20170707

Day 1,034

During the late 1800s, Queen Victoria popularised a rare delicacy among her court. It was considered so utterly taboo that the only records of it exist within a single page of her diary that went on to describe the origins of the delicacy, the cooking process and which members of her court claimed to have previously tried it out in one of the many colonies.

The delicacy in question - human flesh and the origins - three small villages in the Scottish highlands that farmed children like cattle, aiming to produce the most tender and flavoursome meat for her majesty's sumptuous feasts.

The disease that spread to Queen Victoria's court was only mentioned briefly, a short list of symptoms jotted down at the very end of the diary that detailed the famed feast with a check mark beside five of them and a circle around the final one - a constant craving for human meat.

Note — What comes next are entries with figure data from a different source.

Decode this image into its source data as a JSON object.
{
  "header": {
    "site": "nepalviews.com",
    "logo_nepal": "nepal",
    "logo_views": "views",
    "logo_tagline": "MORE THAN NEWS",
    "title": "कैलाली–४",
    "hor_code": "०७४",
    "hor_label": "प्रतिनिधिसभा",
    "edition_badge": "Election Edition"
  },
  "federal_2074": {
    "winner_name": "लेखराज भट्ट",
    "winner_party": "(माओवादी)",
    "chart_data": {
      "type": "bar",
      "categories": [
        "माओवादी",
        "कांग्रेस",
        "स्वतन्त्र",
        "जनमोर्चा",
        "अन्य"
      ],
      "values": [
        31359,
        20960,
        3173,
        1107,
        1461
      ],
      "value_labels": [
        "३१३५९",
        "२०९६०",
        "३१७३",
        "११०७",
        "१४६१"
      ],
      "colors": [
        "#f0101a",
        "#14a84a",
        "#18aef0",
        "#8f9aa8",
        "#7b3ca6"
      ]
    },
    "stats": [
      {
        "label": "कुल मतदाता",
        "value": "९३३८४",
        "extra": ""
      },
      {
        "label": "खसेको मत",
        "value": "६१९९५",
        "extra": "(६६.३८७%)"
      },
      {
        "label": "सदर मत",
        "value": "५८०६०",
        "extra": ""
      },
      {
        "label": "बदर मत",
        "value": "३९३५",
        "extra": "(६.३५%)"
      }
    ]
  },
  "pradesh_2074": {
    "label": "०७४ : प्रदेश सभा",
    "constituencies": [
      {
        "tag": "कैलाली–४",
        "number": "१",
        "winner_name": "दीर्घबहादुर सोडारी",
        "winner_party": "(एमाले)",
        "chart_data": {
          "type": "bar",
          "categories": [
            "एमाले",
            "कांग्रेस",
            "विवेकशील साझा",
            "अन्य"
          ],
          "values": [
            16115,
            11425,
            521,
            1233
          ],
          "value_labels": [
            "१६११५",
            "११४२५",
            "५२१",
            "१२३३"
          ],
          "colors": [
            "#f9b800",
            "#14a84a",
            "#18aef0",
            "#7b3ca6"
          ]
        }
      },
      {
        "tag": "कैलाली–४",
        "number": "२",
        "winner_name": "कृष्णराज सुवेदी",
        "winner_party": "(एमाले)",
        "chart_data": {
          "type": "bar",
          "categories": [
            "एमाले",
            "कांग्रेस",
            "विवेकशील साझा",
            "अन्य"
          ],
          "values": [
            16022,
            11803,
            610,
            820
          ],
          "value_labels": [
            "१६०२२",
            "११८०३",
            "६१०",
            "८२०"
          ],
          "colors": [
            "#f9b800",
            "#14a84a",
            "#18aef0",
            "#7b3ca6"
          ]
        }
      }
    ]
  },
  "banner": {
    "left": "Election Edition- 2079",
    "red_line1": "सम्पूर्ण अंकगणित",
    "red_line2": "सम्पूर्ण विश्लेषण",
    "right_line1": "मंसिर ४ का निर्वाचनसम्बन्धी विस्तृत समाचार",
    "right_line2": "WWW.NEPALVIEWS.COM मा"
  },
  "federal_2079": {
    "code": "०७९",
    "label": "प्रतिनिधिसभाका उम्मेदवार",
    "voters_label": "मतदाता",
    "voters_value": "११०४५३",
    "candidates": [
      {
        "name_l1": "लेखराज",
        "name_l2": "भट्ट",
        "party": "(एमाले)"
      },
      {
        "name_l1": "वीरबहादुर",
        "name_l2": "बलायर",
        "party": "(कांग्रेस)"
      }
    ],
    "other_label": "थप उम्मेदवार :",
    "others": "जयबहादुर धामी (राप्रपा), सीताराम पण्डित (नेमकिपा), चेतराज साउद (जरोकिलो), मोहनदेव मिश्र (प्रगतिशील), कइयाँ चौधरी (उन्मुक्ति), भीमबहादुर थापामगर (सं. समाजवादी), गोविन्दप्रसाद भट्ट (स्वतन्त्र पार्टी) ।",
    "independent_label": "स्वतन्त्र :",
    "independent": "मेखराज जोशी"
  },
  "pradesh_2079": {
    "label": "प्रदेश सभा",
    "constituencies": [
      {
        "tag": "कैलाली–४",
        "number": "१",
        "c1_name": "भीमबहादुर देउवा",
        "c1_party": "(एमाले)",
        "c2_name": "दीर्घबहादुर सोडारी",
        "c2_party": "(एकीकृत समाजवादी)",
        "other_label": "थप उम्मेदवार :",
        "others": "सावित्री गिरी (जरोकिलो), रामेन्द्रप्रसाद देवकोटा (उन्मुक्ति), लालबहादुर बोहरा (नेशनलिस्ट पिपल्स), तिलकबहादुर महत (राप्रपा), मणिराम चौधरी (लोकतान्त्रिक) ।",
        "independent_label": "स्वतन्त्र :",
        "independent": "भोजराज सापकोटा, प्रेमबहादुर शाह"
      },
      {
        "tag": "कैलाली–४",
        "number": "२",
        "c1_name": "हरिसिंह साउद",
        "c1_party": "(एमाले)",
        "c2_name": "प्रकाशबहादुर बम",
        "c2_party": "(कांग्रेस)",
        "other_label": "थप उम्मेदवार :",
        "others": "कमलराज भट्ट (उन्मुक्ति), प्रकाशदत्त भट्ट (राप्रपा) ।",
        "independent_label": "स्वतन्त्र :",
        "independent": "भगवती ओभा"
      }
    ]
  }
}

It is a scarcely known fact that those who ate at these taboo feasts are still alive today, safely guarded within the three hundred or so properties that have been entrusted to the National Trust. Their now inhuman wards remain drugged and contained to their rooms, all safely locked away from the public while their personal belongings are displayed for the world to see.

Occasionally someone will stray from the safely marked areas and wander into a room that should have been locked. The will never be seen again. Occasionally an almost-two-hundred-year-old creature will awaken from their drug induced haze long enough to scrape and clatter about their rooms, drawing attention where none should be and forcing the immediate closure of the entire property until the threat can be put to sleep once more.

Remember which rooms you find locked in the old English mansions and listen for their occupants carefully. Some are far quieter and far more cunning than their kin and all are eager to feast once more.